Leitsatz
Die Klägerin, eine Bank, hatte von Februar bis April 1983 von einem Einzelunternehmen (JMF) und einer GmbH (beide im Handelsregister eingetragen) steuerpflichtig Gold gekauft und die ihr in den Rechnungen darüber ausgewiesene Umsatzsteuer als Vorsteuerbeträge geltend gemacht. Das Finanzamt ließ nach einer Prüfung den Vorsteuerabzug nicht zu mit der Begründung, Verkäufer des aus den Niederlanden eingeschmuggelten Goldes seien tatsächlich die gegenüber bei der Bank aufgetretenen Hintermänner F und M gewesen. Damit seien die Rechnungen nicht vom umsatzsteuerrechtlich Leistenden ausgestellt. Nach erfolgloser Klage der Bank verwies der BFH im Revisionsverfahren die Sache an das Finanzgericht zur erneuten Prüfung anhand folgender Grundsätze zurück.

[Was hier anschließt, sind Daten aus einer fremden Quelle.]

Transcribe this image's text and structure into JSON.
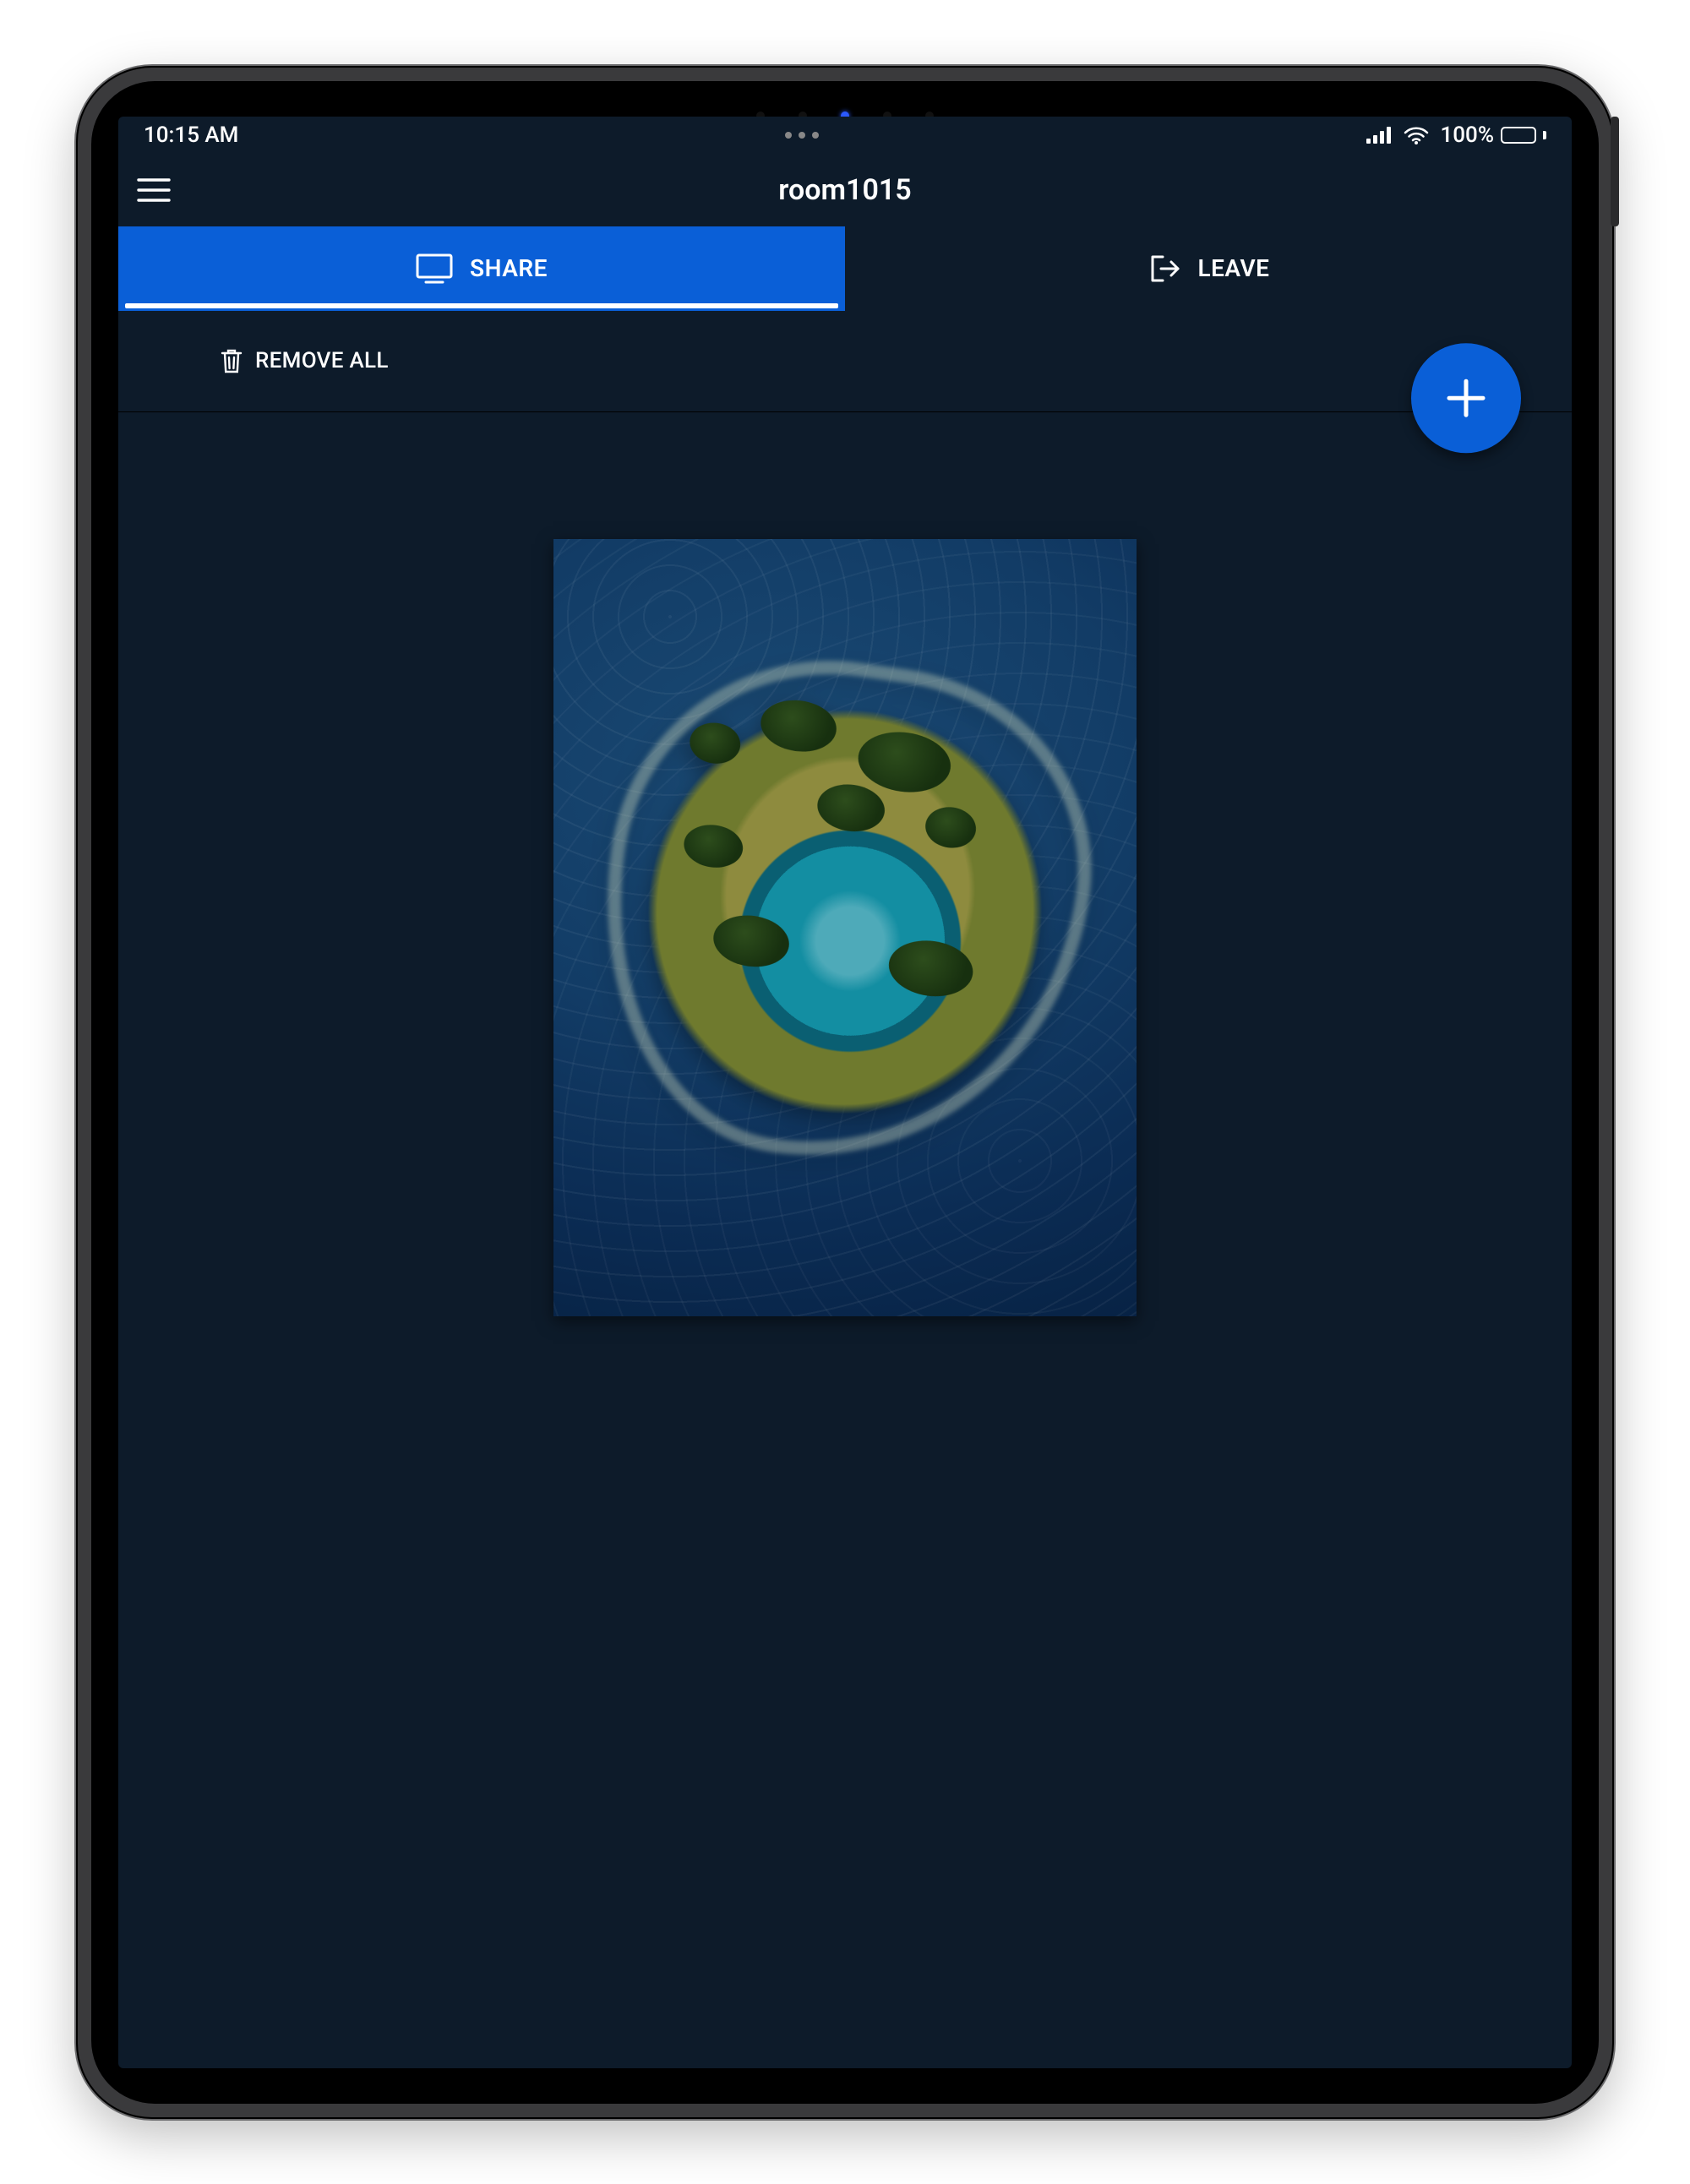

1. Leistender ist i. d. R. derjenige, in dessen Namen die Leistung ausgeführt wird. Der Handelnde kann dem Empfänger gegenüber entwe-der im eigenen Namen oder berechtigterweise im Namen eines anderen auftreten.
2. Wer bei einer Lieferung im eigenen Namen auftritt, kann sich die Verfügungsmacht an dem Gegenstand auch dadurch verschaffen, dass er einen Dritten, der die Verfügungsmacht bisher innehatte, mit dem Vollzug der Übertragung beauftragt.
3. Ein sog. Strohmann schließt als verdeckter Treuhänder für seinen Auftraggeber Geschäfte mit Dritten im eigenen Namen ab und erfüllt die dadurch begründeten eigenen Verpflichtungen. Er ist damit Leistender. Für die Verschaffung der Verfügungsmacht an einem verkauften Gegenstand ist nach § 3 Abs. 1 UStG nicht erforderlich, dass er zuvor Eigentum daran erworben hat. Es reicht aus, dass er den Abnehmer (mit der Überlassung des Gegenstands) befähigt, im eigenen Namen darüber zu verfügen.
Link zur Entscheidung
BFH, Urteil vom 28.01.1999, V R 4/98
Hinweise:
Sog. Strohmänner bereiten dem Fiskus hinsichtlich der Umsatzsteuer erhebliche Probleme, wenn sie steuerpflichtige Leistungen formal ordnungsgemäß mit Rechnung abwickeln, selbst aber keine Umsatzsteuer erklären oder untertauchen, und der Empfänger – wie hier – die ihm berechneten (und von ihm bezahlten) Vorsteuerbeträge in beträchtlicher Höhe (hier über 400.000 DM) abziehen will. Das „Vorsteuerinkasso” ohne eigene Umsatzsteuerzahlung war ein beliebtes Geschäft der Goldschmuggler, solange Goldlieferungen in Nachbarstaaten steuerfrei, in Deutschland aber steuerpflichtig waren. Wobei man sich fragen muss, wie lange Banken, wenn sie als Golderwerber tätig waren, als gutgläubig an die ordnungsgemäße Abwicklung angesehen werden konnten.
Über das Kriterium des „wirklich” Leistenden und Abrechnenden lässt sich das Dilemma aber schwerlich lösen, wie der BFH zeigte. Auch der kriminelle Strohmann, der im Namen eines (jedenfalls registrierten) Unternehmens – mit Vollmacht – auftritt und die Lieferung tatsächlich durchführt, handelt eben auch nach Zivilrecht „als” dieses Unternehmen. Nur wenn dieses als Steuersubjekt nicht als existent anzusehen ist (z. B. reiner „Briefkasten”), kann sich etwas anderes ergeben.